Und wenn ich es mir recht überlege, dann kann ich mir nichts
Schlimmeres vorstellen, als den Richtigen, den Einen, der zu mir
passt, nicht zu finden. Der eine Mensch, der so unentbehrlich für
mich ist, dass ich den Rest meines Lebens mit ihm verbringen
will...«
Claire blickte, sichtlich ernüchtert, zu ihrer
Freundin auf. Ihre Augen waren, groß wie Untertassen, auf diese
ganz neue, nie gekannte Amelie gerichtet. Diese fuhr fort: »So
schwer’s mir auch fällt, das zu sagen, aber was du und Dan habt,
ist genau so, wie es sein sollte. Ihr habt etwas Wahrhaftiges,
etwas Wahres.« Amelie hielt inne und blickte gedankenverloren zu
den Sternen hinauf. »O mein Gott!«, rief sie plötzlich und schaute
Claire an. Sie grinste spitzbübisch. »Er ist dein Danny Zuco!« Die
Ironie des Ganzen war zu viel – Amelie brach in hysterisches
Gelächter aus und rief: »He, du bist Sandy und er ist dein Danny!

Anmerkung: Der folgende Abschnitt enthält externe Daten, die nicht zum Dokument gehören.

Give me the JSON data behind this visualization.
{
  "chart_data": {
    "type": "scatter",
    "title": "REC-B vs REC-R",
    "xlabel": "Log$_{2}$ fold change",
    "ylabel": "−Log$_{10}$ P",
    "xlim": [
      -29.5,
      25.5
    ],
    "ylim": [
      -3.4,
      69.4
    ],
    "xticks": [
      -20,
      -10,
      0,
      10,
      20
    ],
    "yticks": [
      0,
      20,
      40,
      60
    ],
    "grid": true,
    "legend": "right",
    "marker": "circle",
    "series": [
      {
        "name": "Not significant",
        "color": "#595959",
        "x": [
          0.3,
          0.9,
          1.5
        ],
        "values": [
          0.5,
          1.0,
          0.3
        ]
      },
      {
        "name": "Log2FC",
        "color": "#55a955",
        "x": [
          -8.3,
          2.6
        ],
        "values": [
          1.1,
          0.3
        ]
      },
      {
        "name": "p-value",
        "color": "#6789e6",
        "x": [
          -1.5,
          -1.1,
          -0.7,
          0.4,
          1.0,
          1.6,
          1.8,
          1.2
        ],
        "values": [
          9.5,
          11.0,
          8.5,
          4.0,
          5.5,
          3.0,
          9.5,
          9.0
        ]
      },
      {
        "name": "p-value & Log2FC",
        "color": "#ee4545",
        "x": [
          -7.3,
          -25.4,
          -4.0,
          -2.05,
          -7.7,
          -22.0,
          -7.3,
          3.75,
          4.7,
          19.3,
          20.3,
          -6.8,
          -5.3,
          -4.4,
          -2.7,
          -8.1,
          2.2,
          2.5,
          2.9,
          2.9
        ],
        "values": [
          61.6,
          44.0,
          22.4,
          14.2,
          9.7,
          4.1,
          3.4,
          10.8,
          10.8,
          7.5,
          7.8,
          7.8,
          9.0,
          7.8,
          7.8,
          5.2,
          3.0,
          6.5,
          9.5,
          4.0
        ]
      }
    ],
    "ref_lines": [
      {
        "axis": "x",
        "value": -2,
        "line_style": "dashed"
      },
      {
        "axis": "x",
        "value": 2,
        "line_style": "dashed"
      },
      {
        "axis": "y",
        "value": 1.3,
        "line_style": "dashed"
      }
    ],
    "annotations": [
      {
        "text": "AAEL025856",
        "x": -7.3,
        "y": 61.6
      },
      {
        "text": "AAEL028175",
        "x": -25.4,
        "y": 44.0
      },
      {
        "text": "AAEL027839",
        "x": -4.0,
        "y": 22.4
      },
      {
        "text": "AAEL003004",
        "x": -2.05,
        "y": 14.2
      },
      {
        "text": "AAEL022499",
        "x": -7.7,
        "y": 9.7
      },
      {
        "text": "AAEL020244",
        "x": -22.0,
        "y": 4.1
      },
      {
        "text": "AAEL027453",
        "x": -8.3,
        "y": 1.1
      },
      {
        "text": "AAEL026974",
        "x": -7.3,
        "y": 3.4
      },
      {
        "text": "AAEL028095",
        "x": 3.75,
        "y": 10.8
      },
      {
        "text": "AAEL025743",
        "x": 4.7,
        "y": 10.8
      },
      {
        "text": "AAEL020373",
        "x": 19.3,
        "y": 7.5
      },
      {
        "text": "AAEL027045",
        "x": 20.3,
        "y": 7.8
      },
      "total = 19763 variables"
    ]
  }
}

Ihr seid füreinander bestimmt!«
Claire lachte unter Tränen und schaute schon
weniger verzweifelt drein.
»Im Ernst, Clairey, du tust das Richtige«, sagte
Amelie. »Spätestens morgen wirst du das auch so sehen.«
»Versprochen?« Claire schnüffelte und rang sich
ein Lächeln ab.
»Versprochen.« Amelie stand auf und zog ihre
Freundin auf die Beine. »Aber jetzt gehen wir zurück zum Hotel,
okay? Die anderen werden sich sicher schon fragen, wo wir
abgeblieben sind. Immerhin gilt es, eine Minibar zu
plündern!«
Arm in Arm schritten sie unsicher über den
Kieselstrand zur Promenade zurück. Dort angekommen, wo der Kies in
Asphalt überging, blieben sie stehen und umarmten einander. So
verharrten sie eine ganze Weile, jede in Gedanken, in Erinnerungen
an alte Zeiten versunken. Amelie war es schließlich, die sich als
Erste losmachte und ein Taxi heranwinkte.